People of Chikwawa and Nsanje districts face mixed fortunes as about 295 households risk losing their land and assets to pave the way for an irrigation scheme to benefit about 100 000 families.
A project brief for the Shire Valley Irrigation Project (SVIP) shows that about 100 000 households in Chikwawa and Nsanje will benefit from the resettlement policy framework (RPF) through increased agricultural productivity and profitability by establishing market-linked smallholder farming ventures.
The brief also indicates that 295 households—which translates to nearly 1 500 people based on Malawi’s average of five people per household—will be sacrificial lambs as they are expected to lose land and personal assets.

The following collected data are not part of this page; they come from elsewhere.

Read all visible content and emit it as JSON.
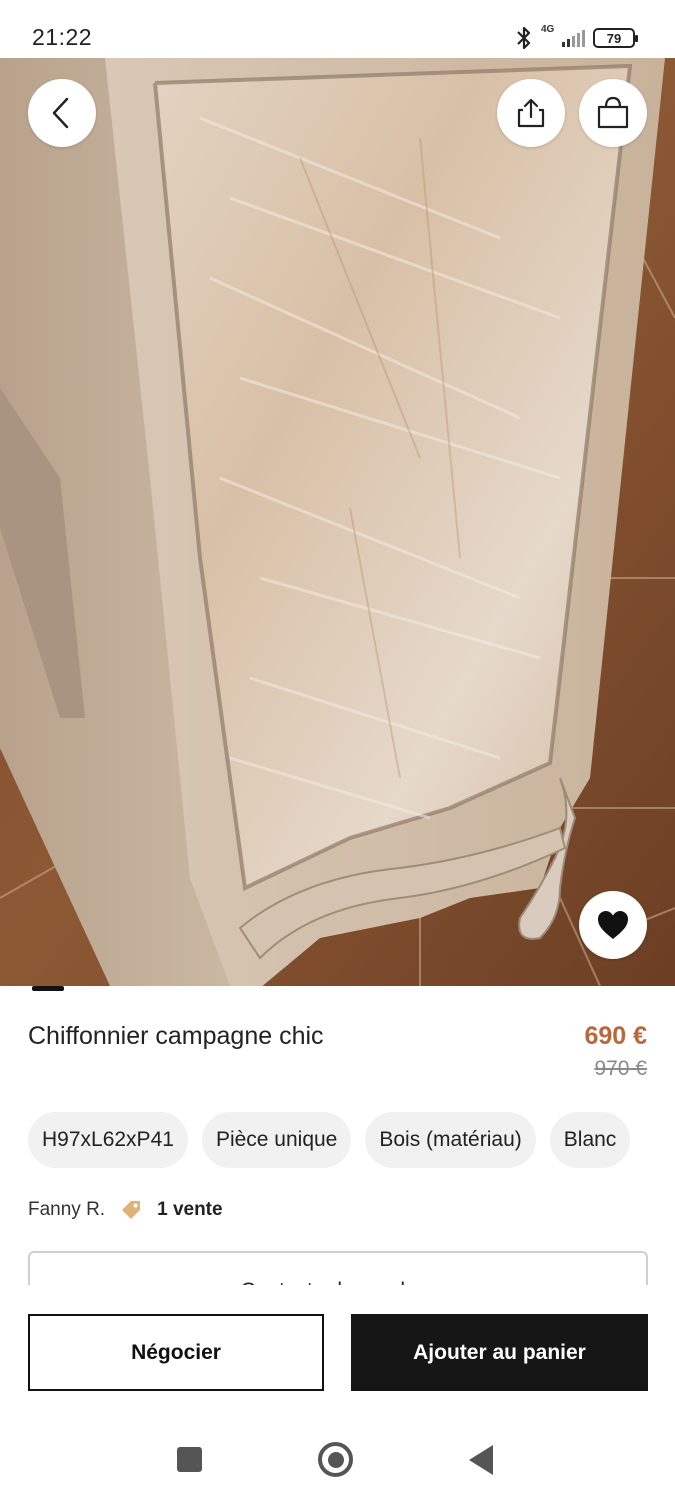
{
  "status_bar": {
    "time": "21:22",
    "network": "4G",
    "battery": "79",
    "icons": [
      "bluetooth-icon",
      "signal-icon",
      "battery-icon"
    ]
  },
  "header": {
    "back_icon": "chevron-left-icon",
    "share_icon": "share-icon",
    "cart_icon": "shopping-bag-icon"
  },
  "favorite_icon": "heart-icon",
  "product": {
    "title": "Chiffonnier campagne chic",
    "price": "690 €",
    "old_price": "970 €",
    "chips": [
      "H97xL62xP41",
      "Pièce unique",
      "Bois (matériau)",
      "Blanc"
    ]
  },
  "seller": {
    "name": "Fanny R.",
    "sales": "1 vente",
    "tag_icon": "price-tag-icon"
  },
  "contact_button": "Contacter le vendeur",
  "actions": {
    "negotiate": "Négocier",
    "add_to_cart": "Ajouter au panier"
  },
  "colors": {
    "price": "#b9683e",
    "primary_button": "#161616"
  }
}
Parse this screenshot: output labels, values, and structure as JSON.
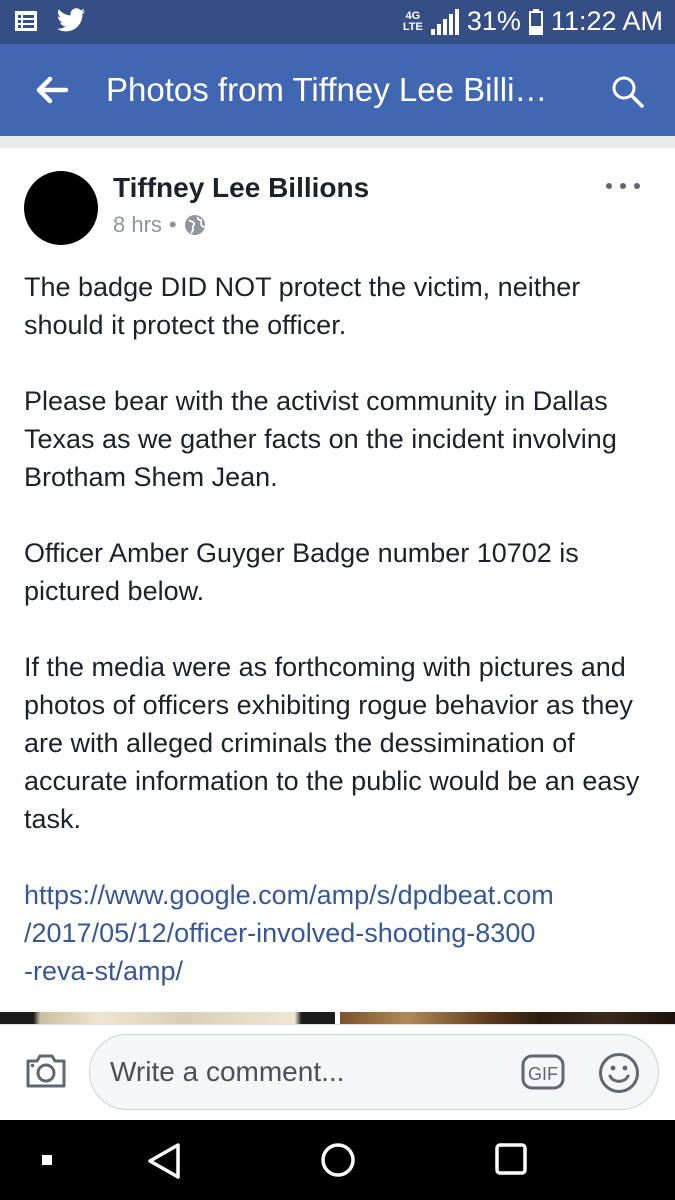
{
  "status_bar": {
    "network_top": "4G",
    "network_bottom": "LTE",
    "battery": "31%",
    "time": "11:22 AM"
  },
  "app_bar": {
    "title": "Photos from Tiffney Lee Billi…"
  },
  "post": {
    "author": "Tiffney Lee Billions",
    "time": "8 hrs",
    "separator": "•",
    "paragraphs": [
      "The badge DID NOT protect the victim, neither should it protect the officer.",
      "Please bear with the activist community in Dallas Texas as we gather facts on the incident involving Brotham Shem Jean.",
      "Officer Amber Guyger Badge number 10702 is pictured below.",
      "If the media were as forthcoming with pictures and photos of officers exhibiting rogue behavior as they are with alleged criminals the dessimination of accurate information to the public would be an easy task."
    ],
    "link_lines": [
      "https://www.google.com/amp/s/dpdbeat.com",
      "/2017/05/12/officer-involved-shooting-8300",
      "-reva-st/amp/"
    ]
  },
  "comment_bar": {
    "placeholder": "Write a comment...",
    "gif_label": "GIF"
  },
  "colors": {
    "status_bar": "#354f86",
    "app_bar": "#4267b2",
    "link": "#365899"
  }
}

Dated April 17 2016, the draft report says government is yet to identify a place to relocate the 295 households as studies are still underway.
The scheme will put 42 500 hectares (ha) under irrigation.
In an interview yesterday, Ministry of Agriculture, Irrigation and Water Development director of irrigation Geoffrey Mmamba confirmed the resettlement plan and that about K432 billion ($640 million) has been pumped into the project.
He said: “We are still working out how the 295 will be relocated as you will appreciate this is a draft report. We want the least amount of people possible to be moved.”
Mmamba said the first phase will move from Kapichira to Mwanza River and the second phase will move from Mwanza River to Bangula.
Further reads the report: “An estimated 720 hectares of land will be acquired for the main canals and about 295 households will be affected in both phases. In this report, a detailed investigation of the quantities has only been carried out for phase one, where the affected area is estimated at 375 hectares and 121 houses.
“Some of these may be assimilated within the communities depending on the nature of their impact. However, others will have to be resettled elsewhere. In addition, about 198 ha will be required for construction purposes in phase one.”
The draft report highlights that the valuation of land and assets for compensations are based on various pieces of legislations.
Chikwawa district commissioner Bester Mandele said in an interview last evening all stakeholders involved are looking forward to the start of the project. He said the affected people will be duly compensated.
He said: “The lower part of this country faces floods and drought time and time again and the Shire Valley Irrigation Project will help solve these problems. In addition, the project will also offer solutions and the Lower Shire can be the national food basket for whole Malawi.”
Ministry of Agriculture, Irrigation and Water Development, with assistance from the African Development Bank (AfDB) and World Bank, financed studies to produce a bankable project proposal.
In recent years, Malawi has come under fire for going about with a begging bowl when it is endowed with water bodies it can use to scale up irrigation farming.
This year, for example, at least 2.8 million people are starving due to low yields resulting from drought and floods.